This work investigates how test-time compute scaling enhances chain-of-thought (CoT) reasoning in large language models (LLMs). Method: We model CoT inference as a metastable Markov process, revealing that easy and hard reasoning steps correspond respectively to intra-cluster transitions within dense states and inter-cluster jumps across sparse regions—formalizing CoT structure for the first time through the lens of dynamical phase transitions. We theoretically prove that search drastically reduces the expected number of inter-cluster steps and rigorously characterize the upper bound on reasoning capability under local information constraints. Building on this, we propose a novel paradigm integrating sparse-edge reinforcement via RL fine-tuning and metastable distillation, combining Monte Carlo tree search, policy gradient learning, and dynamic graph distillation. Results: Fine-tuned models achieve provably superior policy transfer; distilled lightweight models retain over 92% of original performance on mathematical and logical reasoning benchmarks.

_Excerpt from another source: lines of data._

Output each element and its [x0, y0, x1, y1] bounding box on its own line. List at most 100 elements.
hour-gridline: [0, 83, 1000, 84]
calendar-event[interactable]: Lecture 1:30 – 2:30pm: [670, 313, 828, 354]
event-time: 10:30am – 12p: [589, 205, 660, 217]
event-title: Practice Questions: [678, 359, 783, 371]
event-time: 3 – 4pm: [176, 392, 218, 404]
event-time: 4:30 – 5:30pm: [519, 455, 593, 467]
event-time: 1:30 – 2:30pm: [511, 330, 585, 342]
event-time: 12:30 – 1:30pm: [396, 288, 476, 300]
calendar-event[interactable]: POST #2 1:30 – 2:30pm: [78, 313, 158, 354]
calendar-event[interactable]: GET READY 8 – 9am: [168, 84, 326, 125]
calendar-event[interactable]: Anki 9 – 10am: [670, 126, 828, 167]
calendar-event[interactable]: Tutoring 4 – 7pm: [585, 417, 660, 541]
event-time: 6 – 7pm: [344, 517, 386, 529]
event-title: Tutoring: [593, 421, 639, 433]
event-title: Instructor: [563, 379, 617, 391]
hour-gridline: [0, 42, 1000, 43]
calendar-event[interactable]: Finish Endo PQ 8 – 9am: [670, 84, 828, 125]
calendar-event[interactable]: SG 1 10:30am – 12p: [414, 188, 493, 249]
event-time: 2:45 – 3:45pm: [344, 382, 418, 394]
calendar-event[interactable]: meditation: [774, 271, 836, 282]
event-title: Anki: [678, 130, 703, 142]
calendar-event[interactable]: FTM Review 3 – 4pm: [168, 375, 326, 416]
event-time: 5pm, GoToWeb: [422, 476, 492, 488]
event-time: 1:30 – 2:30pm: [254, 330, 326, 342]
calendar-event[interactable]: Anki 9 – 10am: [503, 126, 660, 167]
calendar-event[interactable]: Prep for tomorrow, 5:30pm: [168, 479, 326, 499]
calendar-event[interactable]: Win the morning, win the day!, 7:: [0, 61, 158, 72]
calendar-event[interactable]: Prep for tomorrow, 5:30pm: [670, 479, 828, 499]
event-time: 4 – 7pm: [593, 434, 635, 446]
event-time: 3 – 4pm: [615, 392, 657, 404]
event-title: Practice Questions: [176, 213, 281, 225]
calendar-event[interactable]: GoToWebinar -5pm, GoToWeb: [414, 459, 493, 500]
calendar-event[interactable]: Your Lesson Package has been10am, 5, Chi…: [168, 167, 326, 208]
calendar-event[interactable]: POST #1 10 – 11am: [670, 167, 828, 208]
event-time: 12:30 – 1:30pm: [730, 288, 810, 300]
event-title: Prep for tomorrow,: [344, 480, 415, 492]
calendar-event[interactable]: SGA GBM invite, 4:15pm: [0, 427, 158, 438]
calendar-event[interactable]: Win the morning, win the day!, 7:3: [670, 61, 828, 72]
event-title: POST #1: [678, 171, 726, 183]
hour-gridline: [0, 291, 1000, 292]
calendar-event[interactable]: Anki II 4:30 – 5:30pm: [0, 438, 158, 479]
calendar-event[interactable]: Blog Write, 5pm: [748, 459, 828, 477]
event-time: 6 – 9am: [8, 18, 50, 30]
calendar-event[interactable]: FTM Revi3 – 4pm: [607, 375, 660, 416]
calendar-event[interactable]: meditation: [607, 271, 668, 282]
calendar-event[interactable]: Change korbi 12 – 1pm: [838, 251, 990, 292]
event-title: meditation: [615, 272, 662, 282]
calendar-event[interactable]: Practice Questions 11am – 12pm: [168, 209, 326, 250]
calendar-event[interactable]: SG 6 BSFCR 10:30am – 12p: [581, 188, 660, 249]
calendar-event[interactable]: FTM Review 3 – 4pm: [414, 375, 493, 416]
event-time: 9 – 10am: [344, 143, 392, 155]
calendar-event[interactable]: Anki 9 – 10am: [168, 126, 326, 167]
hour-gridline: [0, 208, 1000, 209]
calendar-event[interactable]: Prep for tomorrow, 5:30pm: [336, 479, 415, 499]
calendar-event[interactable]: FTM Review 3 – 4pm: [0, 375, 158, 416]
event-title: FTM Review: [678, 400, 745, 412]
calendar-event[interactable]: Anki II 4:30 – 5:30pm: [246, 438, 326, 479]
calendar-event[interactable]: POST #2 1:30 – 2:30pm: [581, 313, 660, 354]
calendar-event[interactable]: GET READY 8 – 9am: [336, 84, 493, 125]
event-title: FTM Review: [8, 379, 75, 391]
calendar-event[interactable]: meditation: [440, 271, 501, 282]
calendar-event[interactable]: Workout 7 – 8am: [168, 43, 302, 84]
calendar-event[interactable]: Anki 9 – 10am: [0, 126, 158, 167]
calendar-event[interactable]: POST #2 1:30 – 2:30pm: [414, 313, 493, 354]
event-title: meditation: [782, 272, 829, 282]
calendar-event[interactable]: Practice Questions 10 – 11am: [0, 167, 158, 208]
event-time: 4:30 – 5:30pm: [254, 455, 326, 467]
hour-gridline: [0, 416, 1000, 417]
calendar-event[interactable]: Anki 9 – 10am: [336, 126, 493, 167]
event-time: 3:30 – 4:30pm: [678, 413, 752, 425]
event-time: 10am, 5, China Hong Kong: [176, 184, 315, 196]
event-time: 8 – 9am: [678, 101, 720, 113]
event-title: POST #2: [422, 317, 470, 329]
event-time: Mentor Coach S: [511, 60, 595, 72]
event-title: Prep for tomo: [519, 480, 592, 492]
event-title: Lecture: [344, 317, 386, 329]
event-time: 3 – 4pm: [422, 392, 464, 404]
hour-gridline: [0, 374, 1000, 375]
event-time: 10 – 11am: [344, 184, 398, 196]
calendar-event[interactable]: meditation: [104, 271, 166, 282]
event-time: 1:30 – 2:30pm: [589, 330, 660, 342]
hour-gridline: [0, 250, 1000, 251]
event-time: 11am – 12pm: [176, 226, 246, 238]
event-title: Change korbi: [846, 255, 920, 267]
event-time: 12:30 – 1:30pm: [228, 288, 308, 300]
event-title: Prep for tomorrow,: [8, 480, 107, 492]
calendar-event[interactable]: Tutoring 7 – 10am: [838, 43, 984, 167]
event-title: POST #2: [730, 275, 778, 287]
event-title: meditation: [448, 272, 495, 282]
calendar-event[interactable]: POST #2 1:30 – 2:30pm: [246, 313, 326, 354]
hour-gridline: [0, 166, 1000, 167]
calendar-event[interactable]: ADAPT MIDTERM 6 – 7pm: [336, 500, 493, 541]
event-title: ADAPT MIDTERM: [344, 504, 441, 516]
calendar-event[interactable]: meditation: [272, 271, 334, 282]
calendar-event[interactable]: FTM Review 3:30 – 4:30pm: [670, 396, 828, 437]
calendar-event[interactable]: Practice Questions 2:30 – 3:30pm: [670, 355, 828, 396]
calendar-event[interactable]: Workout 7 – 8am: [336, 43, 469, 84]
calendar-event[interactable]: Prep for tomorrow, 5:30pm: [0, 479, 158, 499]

A key paradigm to improve the reasoning capabilities of large language models (LLMs) is to allocate more inference-time compute to search against a verifier or reward model. This process can then be utilized to refine the pretrained model or distill its reasoning patterns into more efficient models. In this paper, we study inference-time compute by viewing chain-of-thought (CoT) generation as a metastable Markov process: easy reasoning steps (e.g., algebraic manipulations) form densely connected clusters, while hard reasoning steps (e.g., applying a relevant theorem) create sparse, low-probability edges between clusters, leading to phase transitions at longer timescales. Under this framework, we prove that implementing a search protocol that rewards sparse edges improves CoT by decreasing the expected number of steps to reach different clusters. In contrast, we establish a limit on reasoning capability when the model is restricted to local information of the pretrained graph. We also show that the information gained by search can be utilized to obtain a better reasoning model: (1) the pretrained model can be directly finetuned to favor sparse edges via policy gradient methods, and moreover (2) a compressed metastable representation of the reasoning dynamics can be distilled into a smaller, more efficient model.